On May 24, 2023, multiple users reported abnormal delays in the arrival of cross-chain funds on Multichain. Multichain initially responded on Discord, stating, "It is due to the backend node upgrade taking longer than expected, and all affected transactions will arrive after the upgrade is completed." Later, they stated, "Some cross-chain routes are unavailable due to force majeure, and the recovery time is unknown. After service recovery, pending transactions will be automatically credited." Meanwhile, Multichain co-founder Alfred Xu stated in the Telegram community regarding the founder's arrest by the police, "The team is working normally." On May 25, Fusion Foundation founder Qian Dejun stated that he could not contact Multichain founder Zhao Jun, "Let's see if we can provide technical or other assistance; the most important thing is the safety of user assets and that everyone is okay."

Subsequently, various parties affected by Multichain took measures.

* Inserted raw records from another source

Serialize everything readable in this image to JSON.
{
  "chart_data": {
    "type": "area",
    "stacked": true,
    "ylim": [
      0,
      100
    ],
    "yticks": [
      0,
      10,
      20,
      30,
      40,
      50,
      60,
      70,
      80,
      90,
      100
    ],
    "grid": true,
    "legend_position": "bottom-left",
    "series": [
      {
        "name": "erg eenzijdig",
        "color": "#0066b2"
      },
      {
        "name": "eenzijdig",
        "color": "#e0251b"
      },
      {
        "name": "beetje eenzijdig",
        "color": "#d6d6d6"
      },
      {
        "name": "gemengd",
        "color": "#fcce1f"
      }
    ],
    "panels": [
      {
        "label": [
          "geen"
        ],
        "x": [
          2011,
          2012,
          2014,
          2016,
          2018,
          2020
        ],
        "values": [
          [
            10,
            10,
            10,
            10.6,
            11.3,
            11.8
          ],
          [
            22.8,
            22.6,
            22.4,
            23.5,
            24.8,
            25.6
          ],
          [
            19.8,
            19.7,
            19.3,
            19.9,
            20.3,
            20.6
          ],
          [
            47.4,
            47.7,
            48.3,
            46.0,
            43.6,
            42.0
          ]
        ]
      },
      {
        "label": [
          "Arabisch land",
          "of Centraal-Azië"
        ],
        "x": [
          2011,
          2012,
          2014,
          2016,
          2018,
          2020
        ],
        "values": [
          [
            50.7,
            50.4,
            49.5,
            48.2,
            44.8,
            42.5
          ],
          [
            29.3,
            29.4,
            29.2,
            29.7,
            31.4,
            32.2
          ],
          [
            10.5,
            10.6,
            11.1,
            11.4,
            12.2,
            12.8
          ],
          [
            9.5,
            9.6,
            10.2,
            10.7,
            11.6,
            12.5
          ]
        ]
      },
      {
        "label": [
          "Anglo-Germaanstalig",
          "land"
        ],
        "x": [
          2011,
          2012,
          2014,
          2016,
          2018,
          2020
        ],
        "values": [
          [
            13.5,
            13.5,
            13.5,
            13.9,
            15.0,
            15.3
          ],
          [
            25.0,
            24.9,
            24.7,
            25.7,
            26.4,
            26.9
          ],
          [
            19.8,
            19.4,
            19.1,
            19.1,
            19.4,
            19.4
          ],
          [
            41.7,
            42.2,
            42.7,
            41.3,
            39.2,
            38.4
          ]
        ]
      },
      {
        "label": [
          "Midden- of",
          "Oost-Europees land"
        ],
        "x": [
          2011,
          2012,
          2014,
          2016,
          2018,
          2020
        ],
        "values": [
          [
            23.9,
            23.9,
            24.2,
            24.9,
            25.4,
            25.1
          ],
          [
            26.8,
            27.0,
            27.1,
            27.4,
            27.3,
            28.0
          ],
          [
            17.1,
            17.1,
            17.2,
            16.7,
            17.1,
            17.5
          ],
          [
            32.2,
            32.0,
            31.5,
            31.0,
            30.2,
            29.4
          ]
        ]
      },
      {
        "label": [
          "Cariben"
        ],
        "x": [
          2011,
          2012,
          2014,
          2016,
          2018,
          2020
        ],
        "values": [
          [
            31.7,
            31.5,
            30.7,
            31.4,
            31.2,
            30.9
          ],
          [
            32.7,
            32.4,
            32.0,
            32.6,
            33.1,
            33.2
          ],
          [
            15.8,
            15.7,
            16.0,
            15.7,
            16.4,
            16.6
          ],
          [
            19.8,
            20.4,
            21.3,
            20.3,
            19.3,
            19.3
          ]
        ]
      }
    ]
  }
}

On May 25, Binance announced that while waiting for a clear explanation from the Multichain team, it would suspend deposits for certain bridged token networks, such as POLS-BSC, ACH-BSC, BIFI-FTM, etc.; on the same day, Andre Cronje (AC) stated that the Fantom Foundation would stop providing liquidity for the MULTI token on SushiSwap; on the 27th, due to concerns about the stability of Multichain and Fantom's main USDC asset anyUSDC, the LayerZero cross-chain bridge protocol Stargate proposed to disable the Fantom Pool and cross-chain path, setting the release of STG in the Fantom Pool to 0, disconnecting the Fantom Pool from other liquidity pools, removing and unlocking anyUSDC POL through Multichain, then depositing the POL into the Ethereum USDC Pool and whitelisting existing LPs.

On June 1, 2023, Multichain officially tweeted that, due to unforeseen circumstances, multiple issues had arisen with the Multichain protocol over the past two days. The team had done everything possible to maintain the operation of the protocol, but they were currently unable to contact CEO Zhao Jun and obtain the necessary server access for maintenance. This afternoon, the scanning node network of Router5 encountered issues, affecting the normal cross-chain services of some chains. Moreover, this problem exceeded the current authority and capability of the team. To protect the interests of users, they decided to suspend the corresponding cross-chain services on the affected chains in the UI.

Last week, a similar issue occurred on Router2. They thanked users for their understanding and requested partners to stop directly calling the Multichain protocol smart contracts for cross-chain operations on the affected chains. All affected chains are: Kekchain, PublicMint, Dyno Chain, Red Light Chain, Dexit, Ekta, HPB, ONUS, Omax, Findora, Planq.